May 23 (Bloomberg) -- Peru’s economy expanded at the slowest pace in more than three years in the first quarter as investment growth eased and exports fell.
Gross domestic product rose 4.8 percent from the same period a year earlier, the government’s statistics agency said in an e-mailed report today, matching the median forecast of 13 analysts polled by Bloomberg.
Growth slowed from 5.9 percent in the fourth quarter as a weak global economy curbed demand for the country’s copper and textiles, pushing exports down 10 percent from the year earlier in real terms. Red tape and declining business sentiment is holding back investment and policy makers are open to cutting interest rates if the deceleration worsens, central bank President Julio Velarde said yesterday.
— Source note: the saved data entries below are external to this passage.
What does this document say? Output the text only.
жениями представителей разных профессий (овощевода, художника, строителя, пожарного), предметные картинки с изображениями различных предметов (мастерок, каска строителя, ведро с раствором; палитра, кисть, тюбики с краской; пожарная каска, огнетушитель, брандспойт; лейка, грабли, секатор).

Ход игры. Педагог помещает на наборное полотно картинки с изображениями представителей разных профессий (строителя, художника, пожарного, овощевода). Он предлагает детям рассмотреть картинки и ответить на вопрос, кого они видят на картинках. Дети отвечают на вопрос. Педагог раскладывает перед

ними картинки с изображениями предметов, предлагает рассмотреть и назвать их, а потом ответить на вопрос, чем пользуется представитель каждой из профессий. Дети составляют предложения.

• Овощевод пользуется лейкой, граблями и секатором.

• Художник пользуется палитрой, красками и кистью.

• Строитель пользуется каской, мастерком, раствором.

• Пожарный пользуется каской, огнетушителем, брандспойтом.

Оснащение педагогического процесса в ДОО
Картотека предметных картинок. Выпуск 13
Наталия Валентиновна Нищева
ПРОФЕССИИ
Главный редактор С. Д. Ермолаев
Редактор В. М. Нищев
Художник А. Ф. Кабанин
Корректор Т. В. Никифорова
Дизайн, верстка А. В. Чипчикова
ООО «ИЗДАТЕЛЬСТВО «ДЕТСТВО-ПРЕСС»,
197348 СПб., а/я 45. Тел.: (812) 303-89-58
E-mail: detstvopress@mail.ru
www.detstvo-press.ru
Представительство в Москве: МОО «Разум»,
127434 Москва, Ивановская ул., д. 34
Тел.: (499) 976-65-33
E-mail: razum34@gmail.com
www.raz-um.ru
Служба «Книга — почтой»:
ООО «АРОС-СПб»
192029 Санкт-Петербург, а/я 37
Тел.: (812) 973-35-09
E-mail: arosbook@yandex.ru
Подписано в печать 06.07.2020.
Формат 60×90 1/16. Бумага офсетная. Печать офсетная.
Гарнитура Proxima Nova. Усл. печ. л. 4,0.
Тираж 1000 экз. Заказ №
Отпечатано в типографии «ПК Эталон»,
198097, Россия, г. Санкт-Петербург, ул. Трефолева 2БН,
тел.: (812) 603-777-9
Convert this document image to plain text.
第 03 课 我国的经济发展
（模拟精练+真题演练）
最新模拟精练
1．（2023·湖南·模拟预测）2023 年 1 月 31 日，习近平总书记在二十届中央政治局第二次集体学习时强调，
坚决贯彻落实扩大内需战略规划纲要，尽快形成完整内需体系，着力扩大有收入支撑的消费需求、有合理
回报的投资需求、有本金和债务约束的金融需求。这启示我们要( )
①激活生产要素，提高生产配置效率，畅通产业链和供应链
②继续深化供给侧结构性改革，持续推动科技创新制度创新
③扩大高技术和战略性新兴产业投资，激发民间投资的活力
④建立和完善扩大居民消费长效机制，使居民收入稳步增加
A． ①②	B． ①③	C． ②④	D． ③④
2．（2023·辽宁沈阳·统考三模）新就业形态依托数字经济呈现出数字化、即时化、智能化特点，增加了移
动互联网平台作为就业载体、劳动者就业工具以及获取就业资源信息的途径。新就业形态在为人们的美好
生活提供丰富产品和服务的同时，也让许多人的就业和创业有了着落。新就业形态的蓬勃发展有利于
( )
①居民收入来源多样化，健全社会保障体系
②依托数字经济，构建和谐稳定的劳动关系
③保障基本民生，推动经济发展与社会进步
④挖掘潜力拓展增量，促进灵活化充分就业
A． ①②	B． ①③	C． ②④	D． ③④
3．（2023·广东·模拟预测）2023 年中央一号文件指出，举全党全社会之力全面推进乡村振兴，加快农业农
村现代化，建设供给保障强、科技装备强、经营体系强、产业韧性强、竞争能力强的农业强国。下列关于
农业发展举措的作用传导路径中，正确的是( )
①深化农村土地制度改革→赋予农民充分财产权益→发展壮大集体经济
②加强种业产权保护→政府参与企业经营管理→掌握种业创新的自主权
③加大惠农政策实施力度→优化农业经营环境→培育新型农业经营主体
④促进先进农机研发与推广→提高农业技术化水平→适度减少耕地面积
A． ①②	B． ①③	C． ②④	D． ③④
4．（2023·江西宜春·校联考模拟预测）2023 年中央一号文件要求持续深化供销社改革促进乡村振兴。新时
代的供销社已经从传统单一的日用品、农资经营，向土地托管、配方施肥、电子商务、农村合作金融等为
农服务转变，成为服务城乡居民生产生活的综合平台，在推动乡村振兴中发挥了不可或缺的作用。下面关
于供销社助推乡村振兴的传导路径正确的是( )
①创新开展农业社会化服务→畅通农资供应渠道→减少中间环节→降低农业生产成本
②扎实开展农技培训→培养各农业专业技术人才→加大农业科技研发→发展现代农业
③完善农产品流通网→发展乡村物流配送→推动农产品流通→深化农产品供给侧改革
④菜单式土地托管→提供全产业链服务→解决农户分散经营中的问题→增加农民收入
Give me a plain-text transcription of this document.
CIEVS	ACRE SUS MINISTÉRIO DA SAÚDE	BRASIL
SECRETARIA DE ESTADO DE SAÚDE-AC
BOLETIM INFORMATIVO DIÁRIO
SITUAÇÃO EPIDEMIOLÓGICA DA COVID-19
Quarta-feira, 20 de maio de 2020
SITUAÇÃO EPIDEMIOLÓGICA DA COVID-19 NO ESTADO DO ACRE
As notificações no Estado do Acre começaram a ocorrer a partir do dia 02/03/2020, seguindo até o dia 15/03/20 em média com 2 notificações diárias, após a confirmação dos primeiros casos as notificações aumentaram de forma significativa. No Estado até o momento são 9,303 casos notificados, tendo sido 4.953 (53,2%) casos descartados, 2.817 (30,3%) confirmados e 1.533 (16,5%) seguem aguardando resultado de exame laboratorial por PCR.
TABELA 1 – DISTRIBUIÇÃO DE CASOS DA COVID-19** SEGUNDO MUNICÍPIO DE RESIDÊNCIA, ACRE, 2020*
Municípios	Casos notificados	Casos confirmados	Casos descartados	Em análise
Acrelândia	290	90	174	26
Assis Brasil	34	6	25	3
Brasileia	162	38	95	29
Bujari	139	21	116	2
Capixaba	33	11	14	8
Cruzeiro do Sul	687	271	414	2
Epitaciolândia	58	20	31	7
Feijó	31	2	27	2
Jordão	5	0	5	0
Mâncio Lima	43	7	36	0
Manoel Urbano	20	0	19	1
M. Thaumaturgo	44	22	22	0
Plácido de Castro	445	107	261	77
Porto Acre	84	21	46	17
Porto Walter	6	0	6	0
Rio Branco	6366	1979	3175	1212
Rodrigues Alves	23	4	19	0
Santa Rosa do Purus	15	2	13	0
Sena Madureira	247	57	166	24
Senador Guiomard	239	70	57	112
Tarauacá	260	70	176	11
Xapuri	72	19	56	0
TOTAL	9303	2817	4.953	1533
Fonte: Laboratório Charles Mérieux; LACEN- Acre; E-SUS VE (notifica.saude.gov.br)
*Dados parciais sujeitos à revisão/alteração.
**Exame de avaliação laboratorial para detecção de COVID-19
“There are delays in permits and licenses and poor communication between the private sector and the government,” said Alejandro Arreaza, an analyst Barclays Plc, by phone from New York. “Together with the decline in commodity prices, that’s affecting the investment climate.”
Fixed asset investment rose 6.9 percent from a year ago, compared with 13 percent in the fourth quarter, the agency said. The construction industry expanded 12 percent, retail climbed 5 percent and manufacturing shrank 0.2 percent.
On a seasonally adjusted basis, the economy grew 2.1 percent in the first quarter from the previous three months.
The sol was little changed at 2.6670 per U.S. dollar at 11:12 a.m. in Lima, according to Datatec prices.